Military Action in Ukraine Ends IAEA Plan to Secure Nuclear Zone

Wall Street Journal Concerned for Reporter (10:50 a.m.)

“The Wall Street Journal vehemently denies the allegations from the FSB, and seeks the immediate release of our trusted and unbiased reporter, Evan Gershkovich,” the Journal said in a statement. 

Gershkovich’s recent stories included an examination of the impact of international sanctions on Russia’s economy and one about rising tensions between the Kremlin elite and the Wagner paramilitary force, run by Yevgeny Prigozhin, that has been trying for months to take the city of Bakhmut in eastern Ukraine. 

The case follows a string of confrontations between the US and the Kremlin regarding detained citizens, amid worsening relations over Russia’s invasion of Ukraine. Russia freed WNBA star Brittney Griner from prison in December in a swap deal for notorious arms dealer Viktor Bout who had been convicted and imprisoned in the US.

Russia Detains Wall Street Journal Reporter on Spy Charges

Zelenskiy Thanks Biden After Democracy Summit (9:50 a.m.)

After participating in a US-hosted Summit for Democracy, Zelenskiy thanked President Joe Biden for his support for Ukraine’s defense against Russia’s invasion. While the world is witnessing “the greatest unity of democratic countries in a long time,” even greater solidarity is needed to defeat despotism and oppression, he said in his evening address.

Turkey Set to Approve Finland’s NATO Bid (9:45 a.m.)

Turkey’s parliament will vote Thursday to approve Finland’s membership of the NATO military alliance. The timeline on Sweden’s membership remains unclear as President Recep Tayyip Erdogan accuses the government in Stockholm of not doing enough to crack down on groups that Turkey sees as terrorists and is blocking the country’s application.

Russian Recruitment Drive Likely to Fall Short, Says (7:30 a.m.)

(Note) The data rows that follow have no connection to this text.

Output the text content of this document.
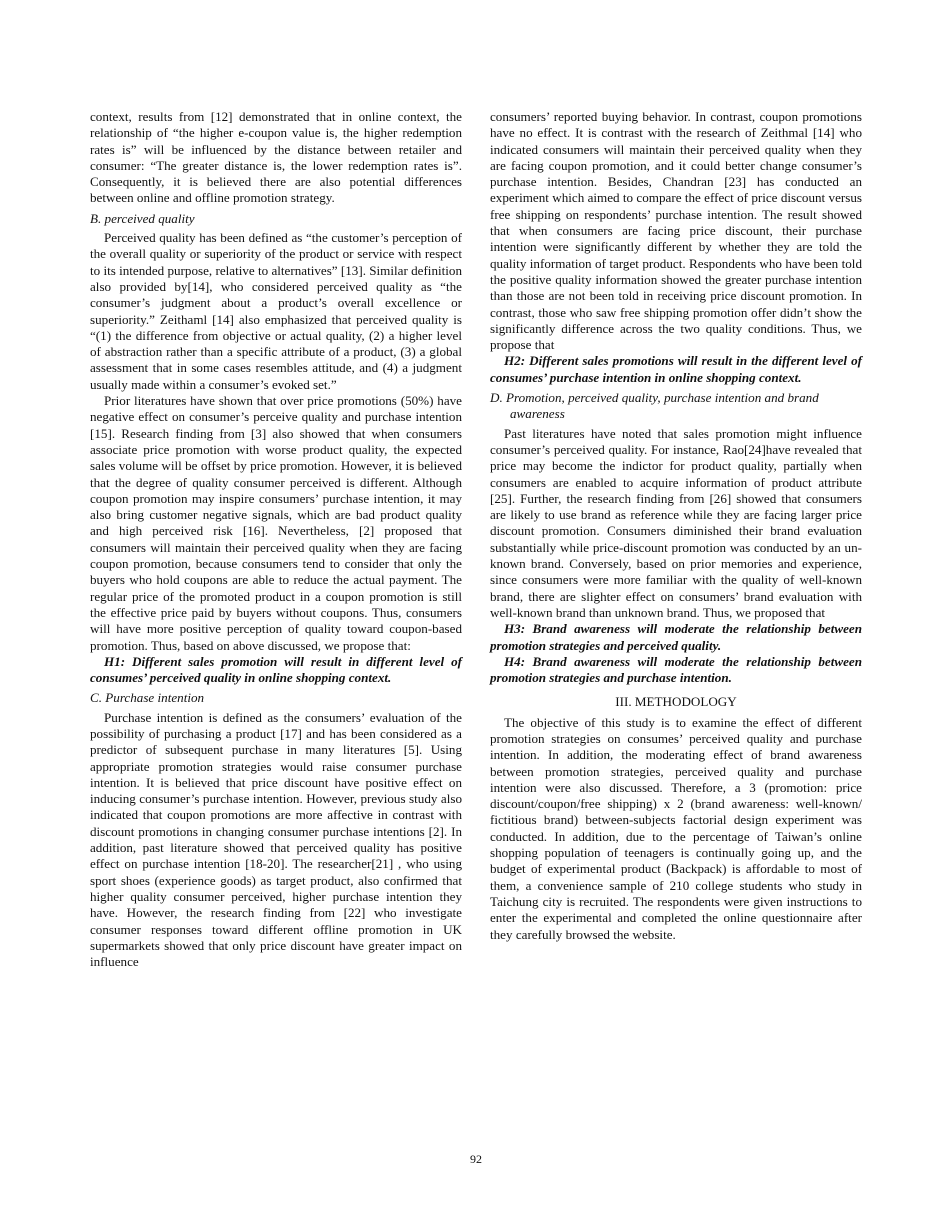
context, results from [12] demonstrated that in online context, the relationship of “the higher e-coupon value is, the higher redemption rates is” will be influenced by the distance between retailer and consumer: “The greater distance is, the lower redemption rates is”. Consequently, it is believed there are also potential differences between online and offline promotion strategy.

B. perceived quality

Perceived quality has been defined as “the customer’s perception of the overall quality or superiority of the product or service with respect to its intended purpose, relative to alternatives” [13]. Similar definition also provided by[14], who considered perceived quality as “the consumer’s judgment about a product’s overall excellence or superiority.” Zeithaml [14] also emphasized that perceived quality is “(1) the difference from objective or actual quality, (2) a higher level of abstraction rather than a specific attribute of a product, (3) a global assessment that in some cases resembles attitude, and (4) a judgment usually made within a consumer’s evoked set.”

Prior literatures have shown that over price promotions (50%) have negative effect on consumer’s perceive quality and purchase intention [15]. Research finding from [3] also showed that when consumers associate price promotion with worse product quality, the expected sales volume will be offset by price promotion. However, it is believed that the degree of quality consumer perceived is different. Although coupon promotion may inspire consumers’ purchase intention, it may also bring customer negative signals, which are bad product quality and high perceived risk [16]. Nevertheless, [2] proposed that consumers will maintain their perceived quality when they are facing coupon promotion, because consumers tend to consider that only the buyers who hold coupons are able to reduce the actual payment. The regular price of the promoted product in a coupon promotion is still the effective price paid by buyers without coupons. Thus, consumers will have more positive perception of quality toward coupon-based promotion. Thus, based on above discussed, we propose that:

H1: Different sales promotion will result in different level of consumes’ perceived quality in online shopping context.

C. Purchase intention

Purchase intention is defined as the consumers’ evaluation of the possibility of purchasing a product [17] and has been considered as a predictor of subsequent purchase in many literatures [5]. Using appropriate promotion strategies would raise consumer purchase intention. It is believed that price discount have positive effect on inducing consumer’s purchase intention. However, previous study also indicated that coupon promotions are more affective in contrast with discount promotions in changing consumer purchase intentions [2]. In addition, past literature showed that perceived quality has positive effect on purchase intention [18-20]. The researcher[21] , who using sport shoes (experience goods) as target product, also confirmed that higher quality consumer perceived, higher purchase intention they have. However, the research finding from [22] who investigate consumer responses toward different offline promotion in UK supermarkets showed that only price discount have greater impact on influence

consumers’ reported buying behavior. In contrast, coupon promotions have no effect. It is contrast with the research of Zeithmal [14] who indicated consumers will maintain their perceived quality when they are facing coupon promotion, and it could better change consumer’s purchase intention. Besides, Chandran [23] has conducted an experiment which aimed to compare the effect of price discount versus free shipping on respondents’ purchase intention. The result showed that when consumers are facing price discount, their purchase intention were significantly different by whether they are told the quality information of target product. Respondents who have been told the positive quality information showed the greater purchase intention than those are not been told in receiving price discount promotion. In contrast, those who saw free shipping promotion offer didn’t show the significantly difference across the two quality conditions. Thus, we propose that

H2: Different sales promotions will result in the different level of consumes’ purchase intention in online shopping context.

D. Promotion, perceived quality, purchase intention and brand awareness

Past literatures have noted that sales promotion might influence consumer’s perceived quality. For instance, Rao[24]have revealed that price may become the indictor for product quality, partially when consumers are enabled to acquire information of product attribute [25]. Further, the research finding from [26] showed that consumers are likely to use brand as reference while they are facing larger price discount promotion. Consumers diminished their brand evaluation substantially while price-discount promotion was conducted by an un-known brand. Conversely, based on prior memories and experience, since consumers were more familiar with the quality of well-known brand, there are slighter effect on consumers’ brand evaluation with well-known brand than unknown brand. Thus, we proposed that

H3: Brand awareness will moderate the relationship between promotion strategies and perceived quality.

H4: Brand awareness will moderate the relationship between promotion strategies and purchase intention.

III. METHODOLOGY

The objective of this study is to examine the effect of different promotion strategies on consumes’ perceived quality and purchase intention. In addition, the moderating effect of brand awareness between promotion strategies, perceived quality and purchase intention were also discussed. Therefore, a 3 (promotion: price discount/coupon/free shipping) x 2 (brand awareness: well-known/ fictitious brand) between-subjects factorial design experiment was conducted. In addition, due to the percentage of Taiwan’s online shopping population of teenagers is continually going up, and the budget of experimental product (Backpack) is affordable to most of them, a convenience sample of 210 college students who study in Taichung city is recruited. The respondents were given instructions to enter the experimental and completed the online questionnaire after they carefully browsed the website.

92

Moscow’s efforts to sign up an additional 400,000 troops is being presented as a drive for “volunteer, professional personnel, rather than a new, mandatory mobilization,” but is likely to fall short, the UK defence ministry said. 

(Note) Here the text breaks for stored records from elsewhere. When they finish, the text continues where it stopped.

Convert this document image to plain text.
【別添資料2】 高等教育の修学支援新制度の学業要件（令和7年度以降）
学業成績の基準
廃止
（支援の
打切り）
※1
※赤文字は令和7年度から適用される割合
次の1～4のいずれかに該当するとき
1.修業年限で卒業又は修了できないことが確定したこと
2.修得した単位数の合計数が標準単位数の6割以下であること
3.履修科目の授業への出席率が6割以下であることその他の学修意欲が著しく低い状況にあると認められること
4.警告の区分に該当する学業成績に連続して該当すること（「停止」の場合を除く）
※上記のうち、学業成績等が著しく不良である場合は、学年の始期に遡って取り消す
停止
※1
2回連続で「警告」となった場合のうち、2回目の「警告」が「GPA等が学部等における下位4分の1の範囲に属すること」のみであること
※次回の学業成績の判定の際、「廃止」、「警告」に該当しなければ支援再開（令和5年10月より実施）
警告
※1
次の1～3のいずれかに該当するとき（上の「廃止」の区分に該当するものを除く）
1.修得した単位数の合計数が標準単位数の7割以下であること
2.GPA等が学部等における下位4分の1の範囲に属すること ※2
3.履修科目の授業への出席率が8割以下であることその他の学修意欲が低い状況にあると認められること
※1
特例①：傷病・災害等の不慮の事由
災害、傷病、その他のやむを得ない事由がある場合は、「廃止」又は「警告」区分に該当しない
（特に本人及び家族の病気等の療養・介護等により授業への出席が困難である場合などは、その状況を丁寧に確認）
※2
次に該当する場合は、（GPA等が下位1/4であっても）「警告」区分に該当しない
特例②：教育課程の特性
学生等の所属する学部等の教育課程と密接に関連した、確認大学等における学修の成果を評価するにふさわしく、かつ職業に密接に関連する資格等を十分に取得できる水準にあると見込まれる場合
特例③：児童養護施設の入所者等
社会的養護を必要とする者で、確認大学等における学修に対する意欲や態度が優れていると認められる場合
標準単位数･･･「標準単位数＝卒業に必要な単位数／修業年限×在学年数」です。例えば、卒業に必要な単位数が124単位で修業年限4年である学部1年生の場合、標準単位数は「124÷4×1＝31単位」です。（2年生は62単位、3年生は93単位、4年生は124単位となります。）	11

“There is a realistic possibility that in practice this distinction will be blurred, and that regional authorities will try to meet their allocated recruitment targets by coercing men to join up,” the ministry said in a Twitter thread. “It is highly unlikely that the campaign will attract 400,000 genuine volunteers.” 

Zelenskiy Briefs Italy’s Meloni (7 a.m.)

Zelenskiy said he had a telephone call Wednesday with Italian Prime Minister Giorgia Meloni and informed her about the situation on the battlefield and Ukraine’s needs.

“Already in the coming months, we can be more active on the frontline,” Zelenskiy said. “And we will do everything to ensure that the support of our steps by the world is as effective as possible.”

Republicans Question US Aid for Ukraine (9:15 p.m.)

Some congressional Republicans said billions of dollars in US assistance for Ukraine could be misspent and might be better used for domestic priorities.

While backing US support for Ukraine in its struggle against Russian invaders, Representative Michael McCaul, chairman of the House Foreign Affairs Committee, criticized western European nations in a hearing Wednesday for not supplying as much assistance as the US. Representative Nathaniel Moran, a Texas Republican, reiterated past GOP arguments that the US was protecting Ukraine while failing to secure the border with Mexico.